## Short summary to natural language processing

Here are two examples of the most common task of natural language processing: getting the basic form of a word for further analysis. This process is called _stemming_ or _lemmatizing_ depending on the approach used. Furthermore, we have conducted _tagging_ of the words on the latter example. Tags identify different (assumed) meanings words have in the sentence and can be used e.g. in lemmatizing process.

In [8]:
import nltk
import nltk.data

lemma = nltk.stem.wordnet.WordNetLemmatizer()
stemma = nltk.stem.lancaster.LancasterStemmer()

words = nltk.word_tokenize("Does a cat have for legs and two ears? Yes, indeed - a cat has legs and ears.")
for word in words:
    print word, lemma.lemmatize( word ), stemma.stem( word )

Does Does doe
a a a
cat cat cat
have have hav
for for for
legs leg leg
and and and
two two two
ears ear ear
? ? ?
Yes Yes ye
, , ,
indeed indeed indee
- - -
a a a
cat cat cat
has ha has
legs leg leg
and and and
ears ear ear
. . .


In [15]:
import nltk
import nltk.data

lemma = nltk.stem.wordnet.WordNetLemmatizer()
stemma = nltk.stem.lancaster.LancasterStemmer()

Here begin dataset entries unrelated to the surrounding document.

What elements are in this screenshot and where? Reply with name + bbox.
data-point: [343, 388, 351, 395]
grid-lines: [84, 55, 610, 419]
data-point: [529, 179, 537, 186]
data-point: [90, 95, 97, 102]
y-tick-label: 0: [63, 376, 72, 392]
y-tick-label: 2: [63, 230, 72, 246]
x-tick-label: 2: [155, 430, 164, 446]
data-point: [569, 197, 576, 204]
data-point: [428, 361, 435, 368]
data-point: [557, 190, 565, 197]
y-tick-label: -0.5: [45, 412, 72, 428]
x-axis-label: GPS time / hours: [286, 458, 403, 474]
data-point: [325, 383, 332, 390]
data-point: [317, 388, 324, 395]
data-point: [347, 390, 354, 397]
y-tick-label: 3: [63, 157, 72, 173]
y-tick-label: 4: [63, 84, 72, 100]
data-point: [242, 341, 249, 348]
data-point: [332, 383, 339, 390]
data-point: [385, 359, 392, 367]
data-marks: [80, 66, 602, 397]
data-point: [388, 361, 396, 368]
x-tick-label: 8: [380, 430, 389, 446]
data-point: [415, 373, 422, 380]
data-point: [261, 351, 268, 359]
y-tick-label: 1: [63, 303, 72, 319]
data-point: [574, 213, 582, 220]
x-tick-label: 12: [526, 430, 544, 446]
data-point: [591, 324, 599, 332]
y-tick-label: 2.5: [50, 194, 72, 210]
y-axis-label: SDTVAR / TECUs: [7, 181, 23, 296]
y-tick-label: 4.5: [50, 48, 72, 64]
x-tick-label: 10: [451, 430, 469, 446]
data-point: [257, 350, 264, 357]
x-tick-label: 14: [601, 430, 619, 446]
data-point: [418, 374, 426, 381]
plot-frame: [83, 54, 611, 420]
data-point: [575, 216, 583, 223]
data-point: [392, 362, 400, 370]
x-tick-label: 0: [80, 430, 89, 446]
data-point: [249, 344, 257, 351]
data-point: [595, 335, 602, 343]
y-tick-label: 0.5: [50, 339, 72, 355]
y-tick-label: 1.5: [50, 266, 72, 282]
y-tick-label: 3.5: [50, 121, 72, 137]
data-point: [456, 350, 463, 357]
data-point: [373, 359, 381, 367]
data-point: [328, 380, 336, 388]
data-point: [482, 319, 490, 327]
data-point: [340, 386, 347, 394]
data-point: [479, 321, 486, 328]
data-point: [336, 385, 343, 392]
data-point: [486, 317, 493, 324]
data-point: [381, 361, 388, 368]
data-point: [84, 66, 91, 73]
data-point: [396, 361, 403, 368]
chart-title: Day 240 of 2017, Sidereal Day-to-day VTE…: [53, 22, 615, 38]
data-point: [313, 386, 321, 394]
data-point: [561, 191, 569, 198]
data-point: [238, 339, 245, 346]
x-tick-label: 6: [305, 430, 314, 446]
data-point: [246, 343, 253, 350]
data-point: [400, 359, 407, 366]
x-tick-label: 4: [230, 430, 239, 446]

from nltk.corpus import wordnet

def get_wordnet_pos(treebank_tag):

    if treebank_tag.startswith('J'):
        return wordnet.ADJ
    elif treebank_tag.startswith('V'):
        return wordnet.VERB
    elif treebank_tag.startswith('N'):
        return wordnet.NOUN
    elif treebank_tag.startswith('R'):
        return wordnet.ADV
    
    return wordnet.NOUN ## default to
    
words = nltk.word_tokenize("Does a cat have for legs and two ears? Yes, indeed - a cat has legs and ears.")
for tagged_word in nltk.pos_tag( words ):
    word = tagged_word[0]
    tag = tagged_word[1]
    print word, lemma.lemmatize( word , get_wordnet_pos( tag ) ), lemma.lemmatize( word ), stemma.stem( word )

Does Does Does doe
a a a a
cat cat cat cat
have have have hav
for for for for
legs leg leg leg
and and and and
two two two two
ears ear ear ear
? ? ? ?
Yes Yes Yes ye
, , , ,
indeed indeed indeed indee
- - - -
a a a a
cat cat cat cat
has have ha has
legs legs leg leg
and and and and
ears ear ear ear
. . . .